The appellant's brief was filed on May 18, 1982. The order dismissing the appeal was rendered on August 17, 1982. In the three months time it took to decide the appeal on a technicality, the COMELEC could just as easily have decided it on its merits. The twenty-one (21) assignments of errors involving 794 ballots were summarized as follows:
I — Selective adjudication. The lower Court restrained Protestee-Appellant to object to or contest the invalid ballots of the Protestant on those ballot boxes which were opened and revised but which were not counter protested. (This is unprecedented and a departure to existing rules)
II — The lower Court restrained Protestee-Appellant to claim valid votes cast for him in protested voting centers, but which were not covered by the counter protest. (Also unprecedented)
III — Invalidating ballots of the Protegee-Appellant containing accidental or innocent marks such as lines or cross indicating desistance to vote. (164 ballots)
A perusal of the brief shows that important factual and legal issues are raised. The ninety-nine pages brief was already before the Commission when it deliberated on the dismissal. The respondent Commission could very well appreciate whether or not the appeal was frivolous or interposed for dilatory purposes. As we stated in Purisima v. Salonga, (15 SCRA 704) election law and rules are to be interpreted and applied in a liberal manner so as to give effect, not to frustrate, the will of the electorate.
WHEREFORE, the petition is hereby granted. The COMELEC resolution dated August 17, 1982 is set aside. The case is remanded to the COMELEC for the adjudication of the appeal on its merits. Our temporary restraining order dated September 2, 1982 insofar as it restrains the implementation and enforcement of the August 17, 1982 resolution in EAC No. 1-82 is made permanent.
SO ORDERED.
Fernando, C.J., Makasiar, Guerrero, Abad Santos, De Castro, Melencio-Herrera, Plana, Escolin, Vasquez and Relova JJ., concur.
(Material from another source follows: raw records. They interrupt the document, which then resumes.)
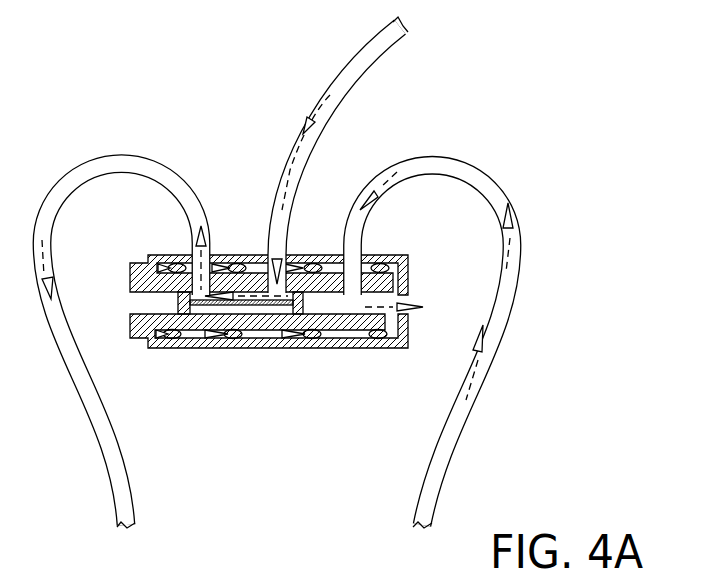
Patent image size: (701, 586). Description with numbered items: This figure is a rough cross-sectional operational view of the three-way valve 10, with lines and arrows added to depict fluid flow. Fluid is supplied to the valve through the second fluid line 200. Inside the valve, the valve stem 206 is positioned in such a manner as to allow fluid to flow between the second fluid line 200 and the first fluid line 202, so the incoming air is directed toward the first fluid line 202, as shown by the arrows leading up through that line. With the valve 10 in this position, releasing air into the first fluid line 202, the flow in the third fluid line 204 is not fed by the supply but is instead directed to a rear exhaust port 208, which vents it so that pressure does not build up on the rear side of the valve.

The three-way valve 10 is at (508, 113).
The second fluid line 200 is at (330, 107).
The first fluid line 202 is at (145, 160).
The third fluid line 204 is at (473, 172).
The valve stem 206 is at (278, 305).
The rear exhaust port 208 is at (413, 302).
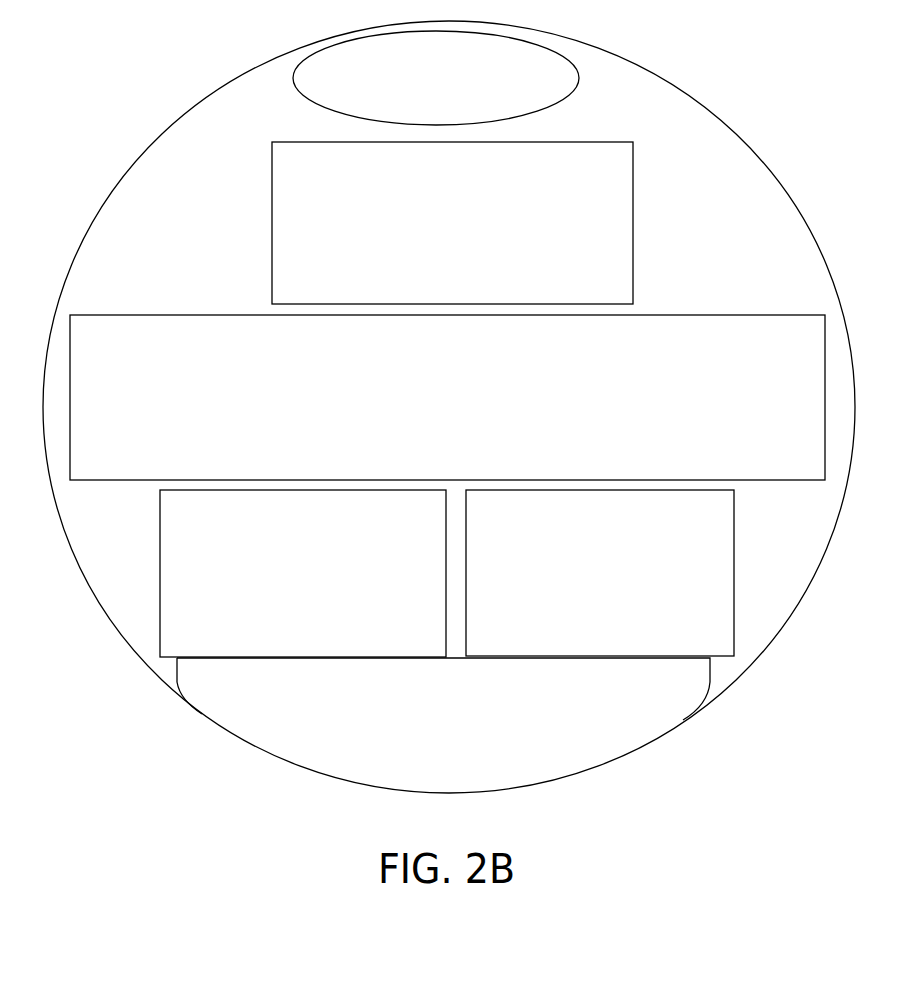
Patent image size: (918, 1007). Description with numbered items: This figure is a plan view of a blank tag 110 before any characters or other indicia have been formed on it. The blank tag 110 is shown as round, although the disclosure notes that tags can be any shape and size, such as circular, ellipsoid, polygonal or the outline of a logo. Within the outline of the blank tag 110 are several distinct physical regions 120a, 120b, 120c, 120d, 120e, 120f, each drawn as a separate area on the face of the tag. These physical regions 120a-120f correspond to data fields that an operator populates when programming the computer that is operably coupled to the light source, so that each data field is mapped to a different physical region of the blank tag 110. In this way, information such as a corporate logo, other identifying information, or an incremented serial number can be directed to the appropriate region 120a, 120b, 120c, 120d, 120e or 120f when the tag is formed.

Concepcion, Jr., J., is on leave.
Separate Opinions
TEEHANKEE, J., concurring:
Petitioner filed timely his motion for 30-day extension on April 19, 1982, since April 17 and 18 fell on Saturday and Sunday (non-working days) and his brief was also filed timely on May 18, 1982, within the requested 30-day extension falling due on May 19, 1982.
AQUINO, J., dissenting:
I dissent. Jose Rodriguez had thirty days from March 18, 1982 or up to April 17 within which to file his appellant's brief. On April 19, when he asked for a 30 day extension, the period for filing his brief had already expired. It could no longer be extended. As his brief was filed on May 18,1982, it was filed late. The Comelec did not err in dismissing his appeal.
Separate Opinions
TEEHANKEE, J., concurring:
Petitioner filed timely his motion for 30-day extension on April 19, 1982, since April 17 and 18 fell on Saturday and Sunday (non-working days) and his brief was also filed timely on May 18, 1982, within the requested 30-day extension falling due on May 19, 1982.
AQUINO, J., dissenting:
I dissent. Jose Rodriguez had thirty days from March 18, 1982 or up to April 17 within which to file his appellant's brief. On April 19, when he asked for a 30 day extension, the period for filing his brief had already expired. It could no longer be extended. As his brief was filed on May 18,1982, it was filed late. The Comelec did not err in dismissing his appeal.